22 How Do You Identify the Writer’s Tone?

A writer can use an objective or a subjective tone.  A subjective tone is often a clue that the writer is being one-sided or biased. A subjective tone is most often found in personal essays, autobiographies, and editorial sections of newspaper outlets where journalist express their personal opinion about a topic or a news event. An objective tone is often a clue that the writer is being unbiased. This tone is most often found in textbooks, researched scholarly journals or articles, and news reports.
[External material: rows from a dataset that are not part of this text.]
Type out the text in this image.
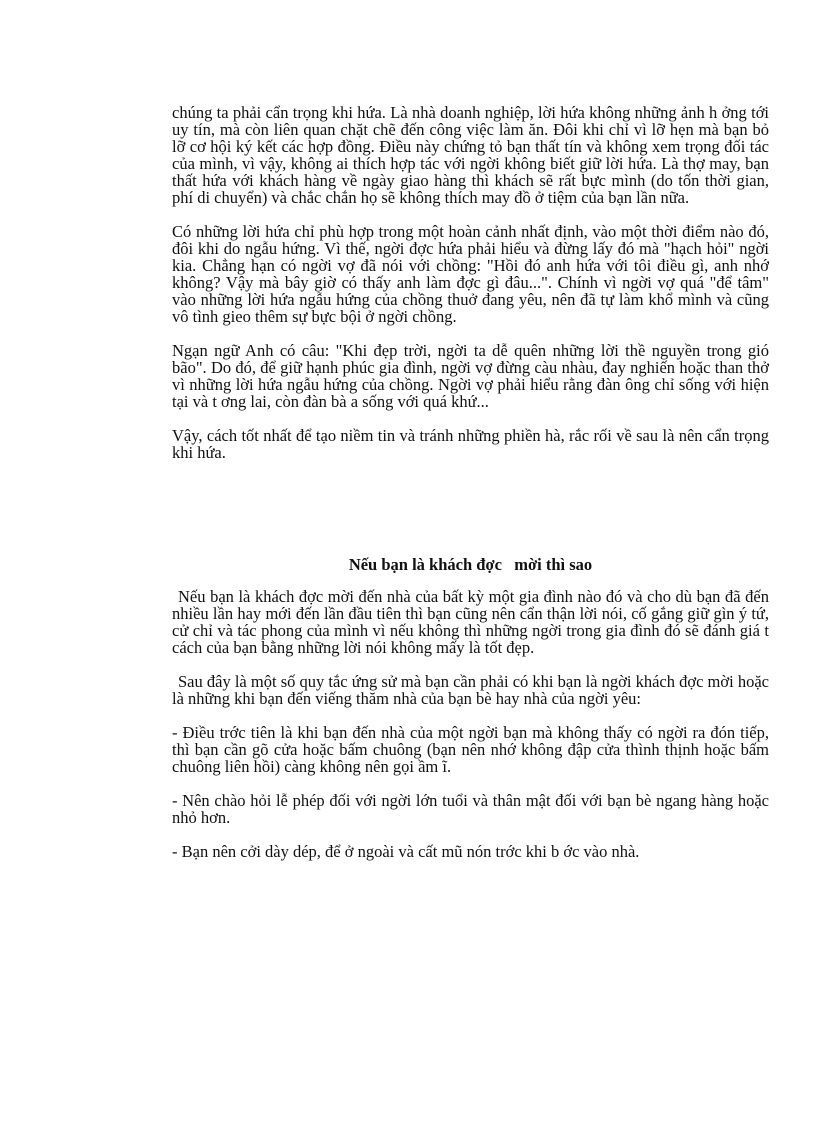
chúng ta phải cẩn trọng khi hứa. Là nhà doanh nghiệp, lời hứa không những ảnh h ởng tới uy tín, mà còn liên quan chặt chẽ đến công việc làm ăn. Đôi khi chỉ vì lỡ hẹn mà bạn bỏ lỡ cơ hội ký kết các hợp đồng. Điều này chứng tỏ bạn thất tín và không xem trọng đối tác của mình, vì vậy, không ai thích hợp tác với ngời không biết giữ lời hứa. Là thợ may, bạn thất hứa với khách hàng về ngày giao hàng thì khách sẽ rất bực mình (do tốn thời gian, phí di chuyển) và chắc chắn họ sẽ không thích may đồ ở tiệm của bạn lần nữa.

Có những lời hứa chỉ phù hợp trong một hoàn cảnh nhất định, vào một thời điểm nào đó, đôi khi do ngẫu hứng. Vì thế, ngời đợc hứa phải hiểu và đừng lấy đó mà "hạch hỏi" ngời kia. Chẳng hạn có ngời vợ đã nói với chồng: "Hồi đó anh hứa với tôi điều gì, anh nhớ không? Vậy mà bây giờ có thấy anh làm đợc gì đâu...". Chính vì ngời vợ quá "để tâm" vào những lời hứa ngẫu hứng của chồng thuở đang yêu, nên đã tự làm khổ mình và cũng vô tình gieo thêm sự bực bội ở ngời chồng.

Ngạn ngữ Anh có câu: "Khi đẹp trời, ngời ta dễ quên những lời thề nguyền trong gió bão". Do đó, để giữ hạnh phúc gia đình, ngời vợ đừng càu nhàu, đay nghiến hoặc than thở vì những lời hứa ngẫu hứng của chồng. Ngời vợ phải hiểu rằng đàn ông chỉ sống với hiện tại và t ơng lai, còn đàn bà a sống với quá khứ...

Vậy, cách tốt nhất để tạo niềm tin và tránh những phiền hà, rắc rối về sau là nên cẩn trọng khi hứa.

Nếu bạn là khách đợc   mời thì sao

Nếu bạn là khách đợc mời đến nhà của bất kỳ một gia đình nào đó và cho dù bạn đã đến nhiều lần hay mới đến lần đầu tiên thì bạn cũng nên cẩn thận lời nói, cố gắng giữ gìn ý tứ, cử chỉ và tác phong của mình vì nếu không thì những ngời trong gia đình đó sẽ đánh giá t cách của bạn bằng những lời nói không mấy là tốt đẹp.

Sau đây là một số quy tắc ứng sử mà bạn cần phải có khi bạn là ngời khách đợc mời hoặc là những khi bạn đến viếng thăm nhà của bạn bè hay nhà của ngời yêu:

- Điều trớc tiên là khi bạn đến nhà của một ngời bạn mà không thấy có ngời ra đón tiếp, thì bạn cần gõ cửa hoặc bấm chuông (bạn nên nhớ không đập cửa thình thịnh hoặc bấm chuông liên hồi) càng không nên gọi ầm ĩ.

- Nên chào hỏi lễ phép đối với ngời lớn tuổi và thân mật đối với bạn bè ngang hàng hoặc nhỏ hơn.

- Bạn nên cởi dày dép, để ở ngoài và cất mũ nón trớc khi b ớc vào nhà.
The personal opinion of the writer is not included.

Subjective Writing:

  • An analysis of the facts or an event
  • Based on personal experience of the writer
  • Thoughts, feelings, judgments
  • Connotative language/ Loaded words
  • One-sided; biased
  • Main purpose; to persuade

Objective Writing:

  • Facts, definitions, events only
  • No expression of personal experience of the writer
  • No evidence of judgments
  • Straightforward tone
  • Unbiased; both sides presented
  • Main purpose: to inform

Much of what you read will have a combination of objective and subjective language. A writer can still be biased while taking an objective tone.  As you use your synthesizing and analyzing skills to critically think, you will become more and more accustomed to recognizing whether an author is biased, unbiased, or somewhere in between.